A few years ago Harold Pollack published an index card filled with some simple rules that guide his financial life. Now Harold Pollack’s index card is the subject of a book by Pollack and Helaine Olen entitled The Index Card: Why Personal Finance Doesn’t Have to be Complicated. Olen earlier wrote Pound Foolish: Exposing the Dark Side of the Personal Finance Industry which I enjoyed as well. Little did Pollack know at the time but his exercise has spawned a cottage industry in index card finance.
Christine Benz of Morningstar jumped into this game as well. Ron Lieber at the New York Times asked a handful of fellow financial writers including Carl Richards, author of The One-Page Financial Plan, Jonathan Clements author of Money Guide 2016, cartoonist Scott Adams and others to contribute their index cards as well. Lieber does a nice job of summing up some of the lessons and finding some commonalities. Below you can see Richard’s card which, not surprisingly was done with a Sharpie.
Source: New York Times
One could argue as Felix Salmon does in this podcast with Harold Pollack that these types of rules really don’t need much more explanation like that found in the book. However Olen in a Huffington Post interview said that some readers wanted some more reasoning behind some of the rules and that is why they decided to flesh out these ideas further at book length, albeit short.

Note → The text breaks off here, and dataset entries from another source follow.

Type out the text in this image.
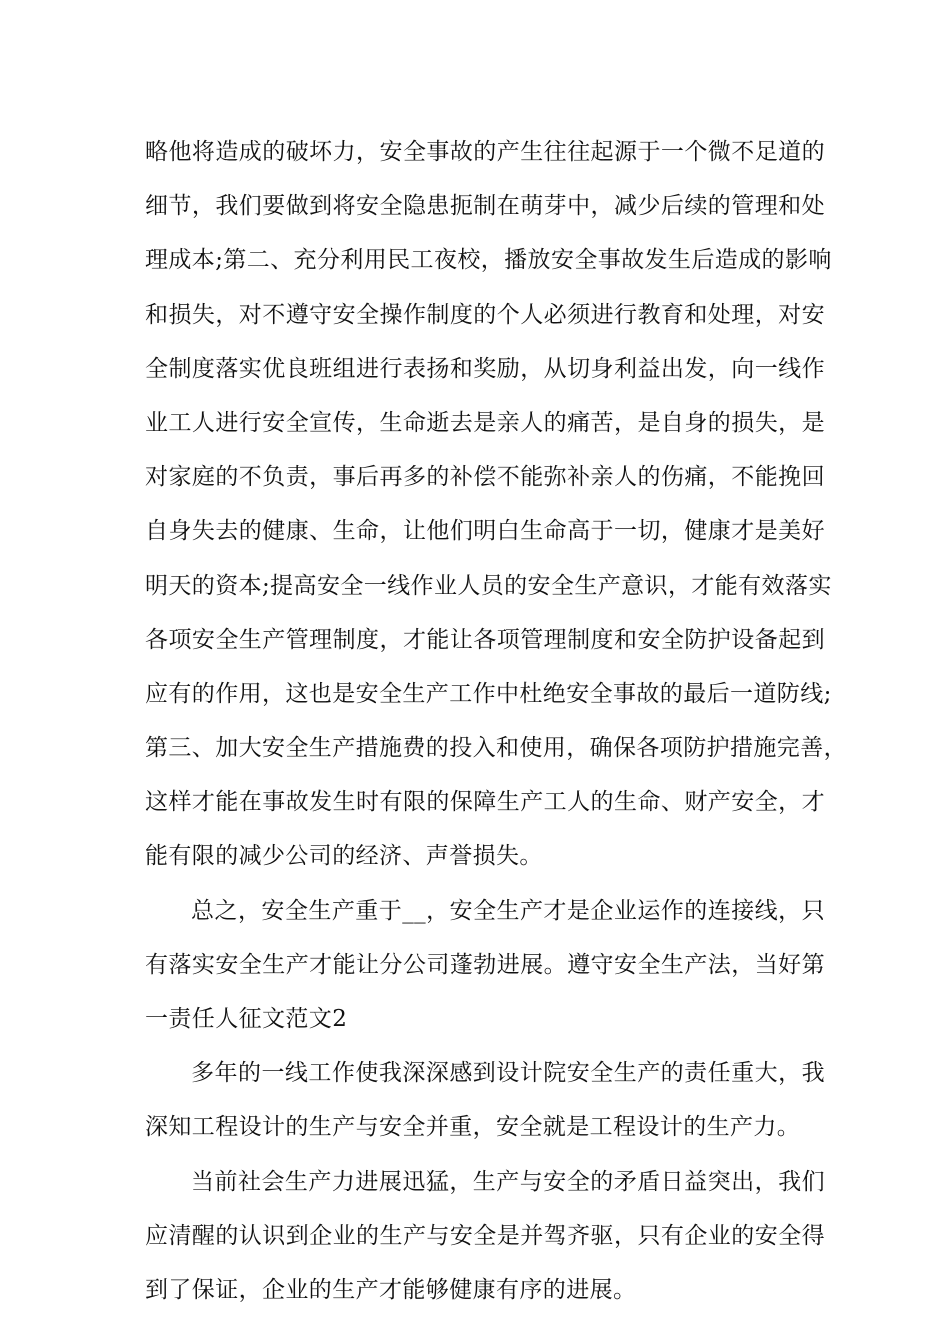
略他将造成的破坏力，安全事故的产生往往起源于一个微不足道的
细节，我们要做到将安全隐患扼制在萌芽中，减少后续的管理和处
理成本;第二、充分利用民工夜校，播放安全事故发生后造成的影响
和损失，对不遵守安全操作制度的个人必须进行教育和处理，对安
全制度落实优良班组进行表扬和奖励，从切身利益出发，向一线作
业工人进行安全宣传，生命逝去是亲人的痛苦，是自身的损失，是
对家庭的不负责，事后再多的补偿不能弥补亲人的伤痛，不能挽回
自身失去的健康、生命，让他们明白生命高于一切，健康才是美好
明天的资本;提高安全一线作业人员的安全生产意识，才能有效落实
各项安全生产管理制度，才能让各项管理制度和安全防护设备起到
应有的作用，这也是安全生产工作中杜绝安全事故的最后一道防线;
第三、加大安全生产措施费的投入和使用，确保各项防护措施完善，
这样才能在事故发生时有限的保障生产工人的生命、财产安全，才
能有限的减少公司的经济、声誉损失。
总之，安全生产重于__，安全生产才是企业运作的连接线，只
有落实安全生产才能让分公司蓬勃进展。遵守安全生产法，当好第
一责任人征文范文2
多年的一线工作使我深深感到设计院安全生产的责任重大，我
深知工程设计的生产与安全并重，安全就是工程设计的生产力。
当前社会生产力进展迅猛，生产与安全的矛盾日益突出，我们
应清醒的认识到企业的生产与安全是并驾齐驱，只有企业的安全得
到了保证，企业的生产才能够健康有序的进展。
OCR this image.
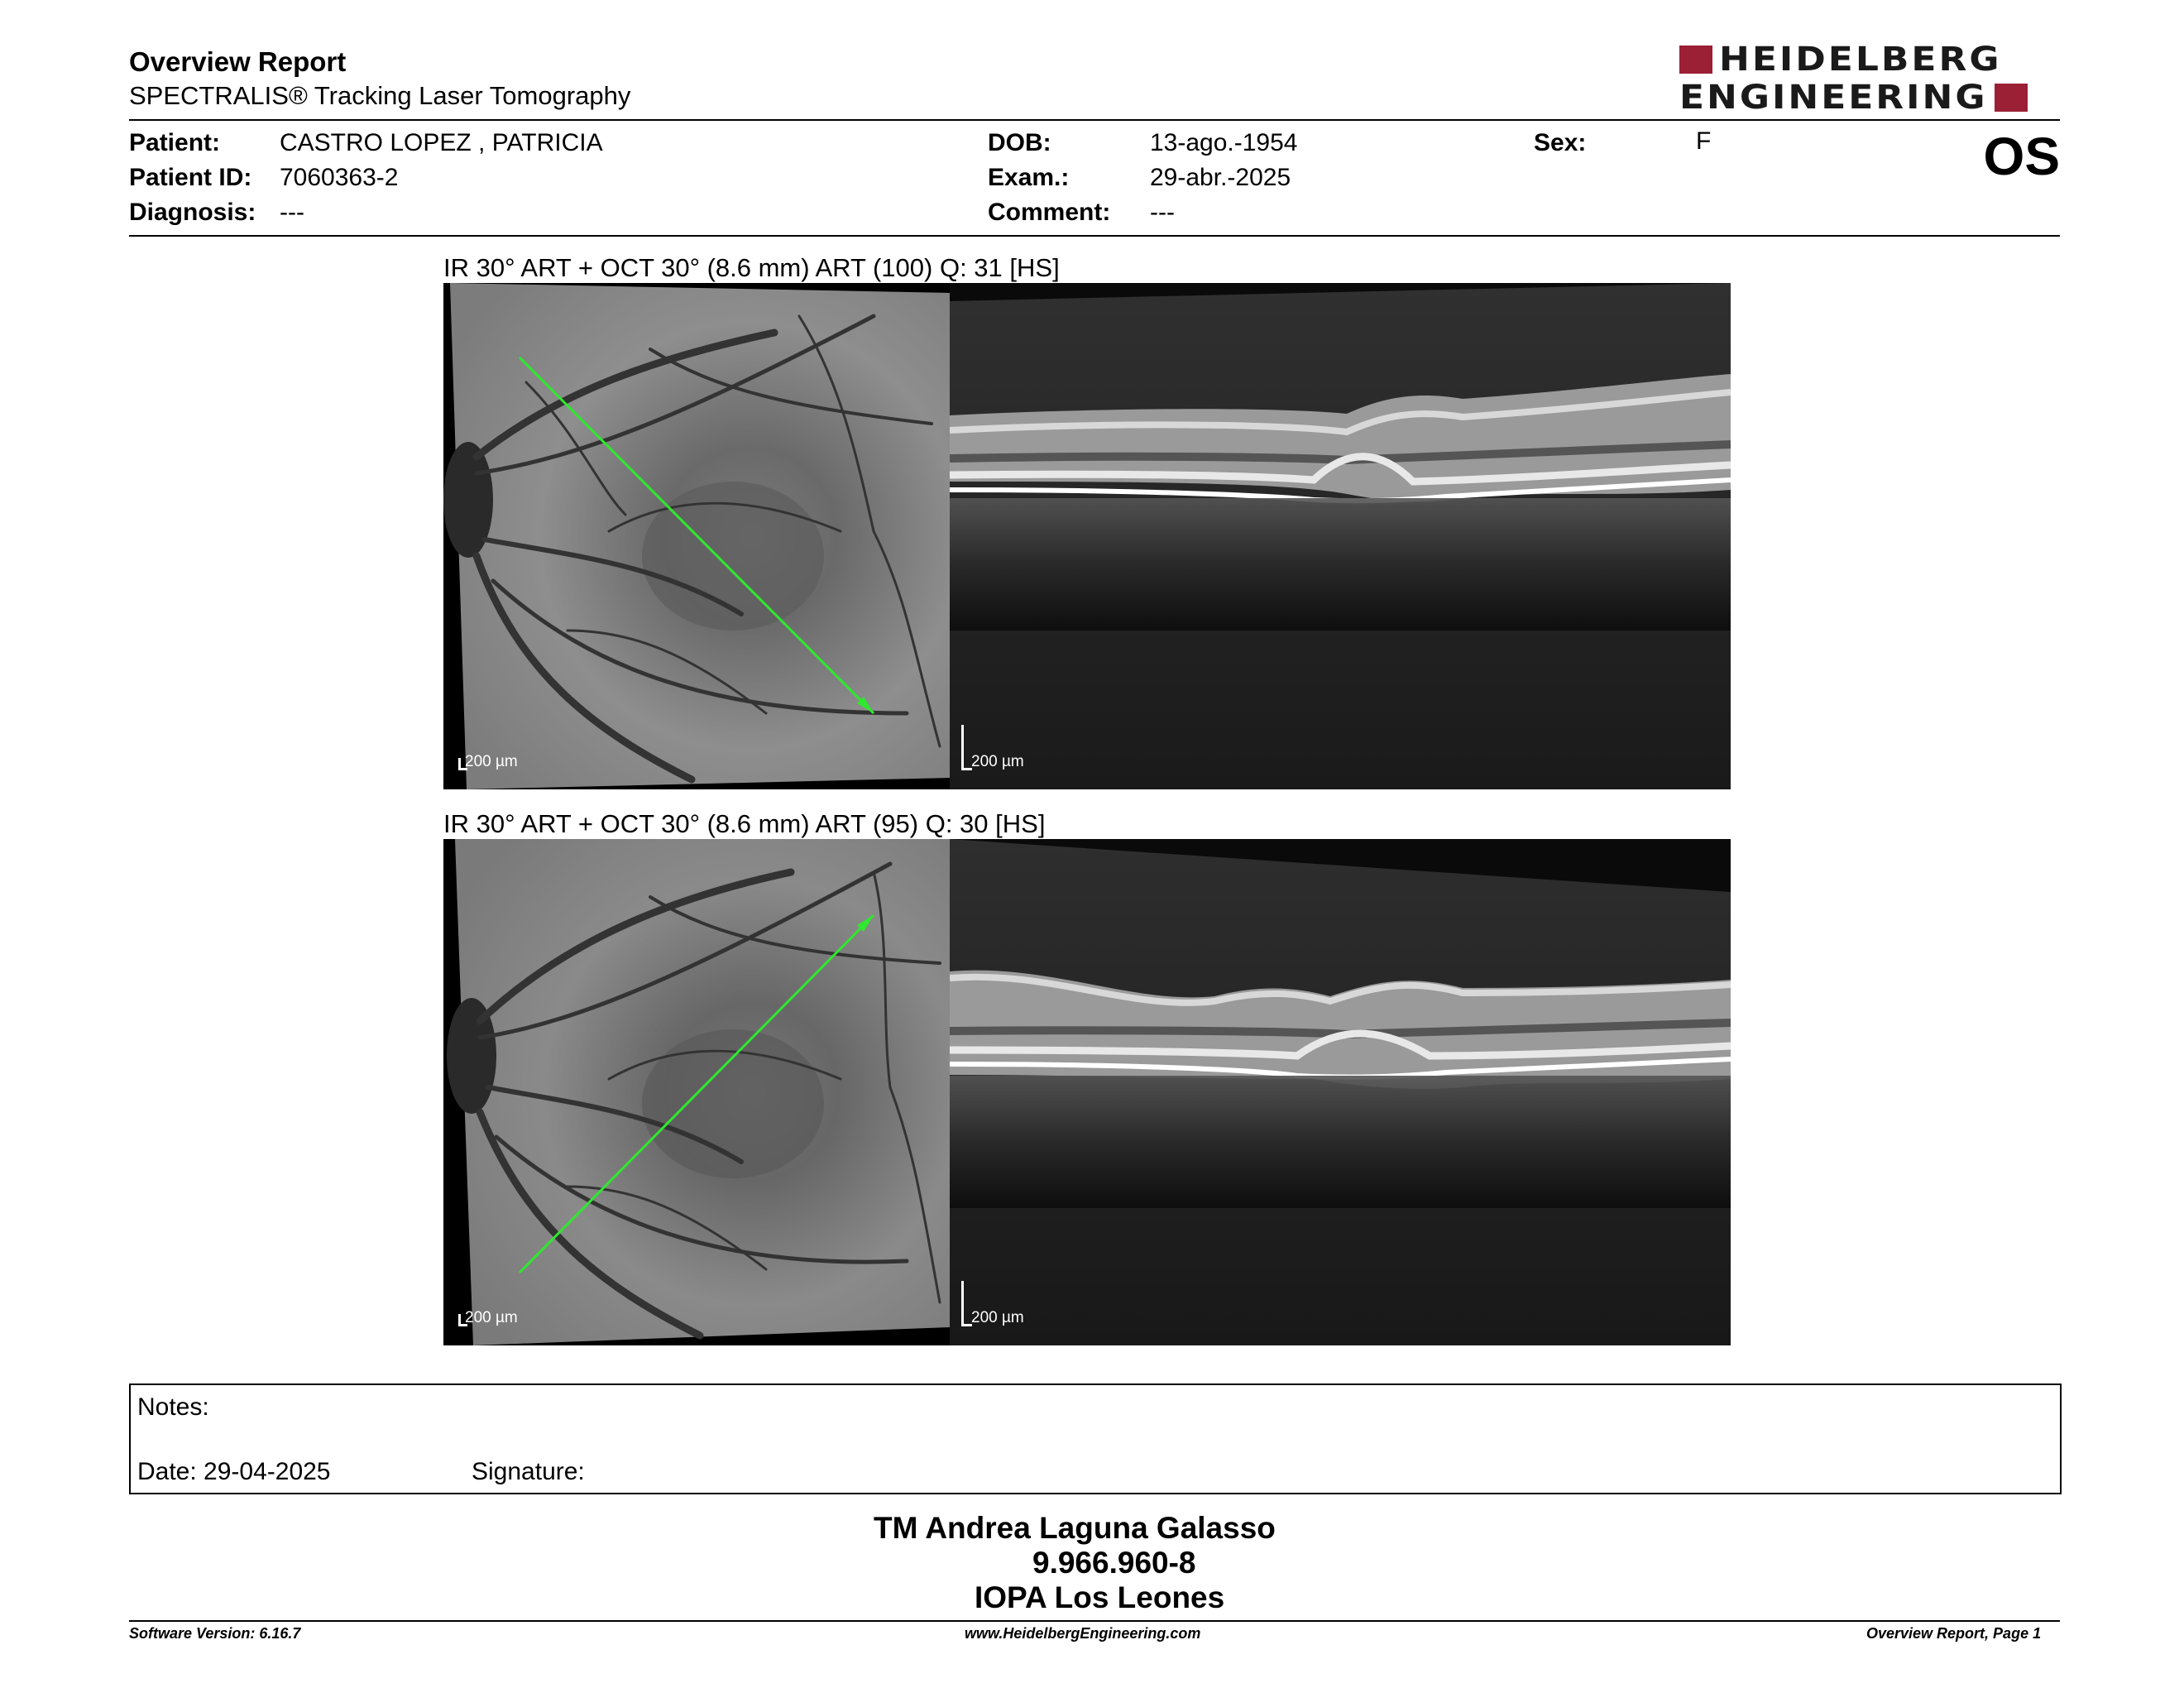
Overview Report
SPECTRALIS® Tracking Laser Tomography
HEIDELBERG
ENGINEERING
Patient: CASTRO LOPEZ , PATRICIA
Patient ID: 7060363-2
Diagnosis: ---
DOB:	13-ago.-1954
Exam.:	29-abr.-2025
Comment: ---
Sex:	F	OS
IR 30° ART + OCT 30° (8.6 mm) ART (100) Q: 31 [HS]
200 µm	200 µm
IR 30° ART + OCT 30° (8.6 mm) ART (95) Q: 30 [HS]
200 µm	200 µm
Notes:
Date: 29-04-2025	Signature:
TM Andrea Laguna Galasso
9.966.960-8
IOPA Los Leones
Software Version: 6.16.7	www.HeidelbergEngineering.com	Overview Report, Page 1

The challenge with all of these index cards is that they are all unique. They are all in fact a function of the outlook, disposition and experience of the writer. So read them with a keen eye. See where there are some commonalities. But in the end you will have to come up with your own “index card” because you are a unique individual. That and the fact that no one else cares about your money more than you.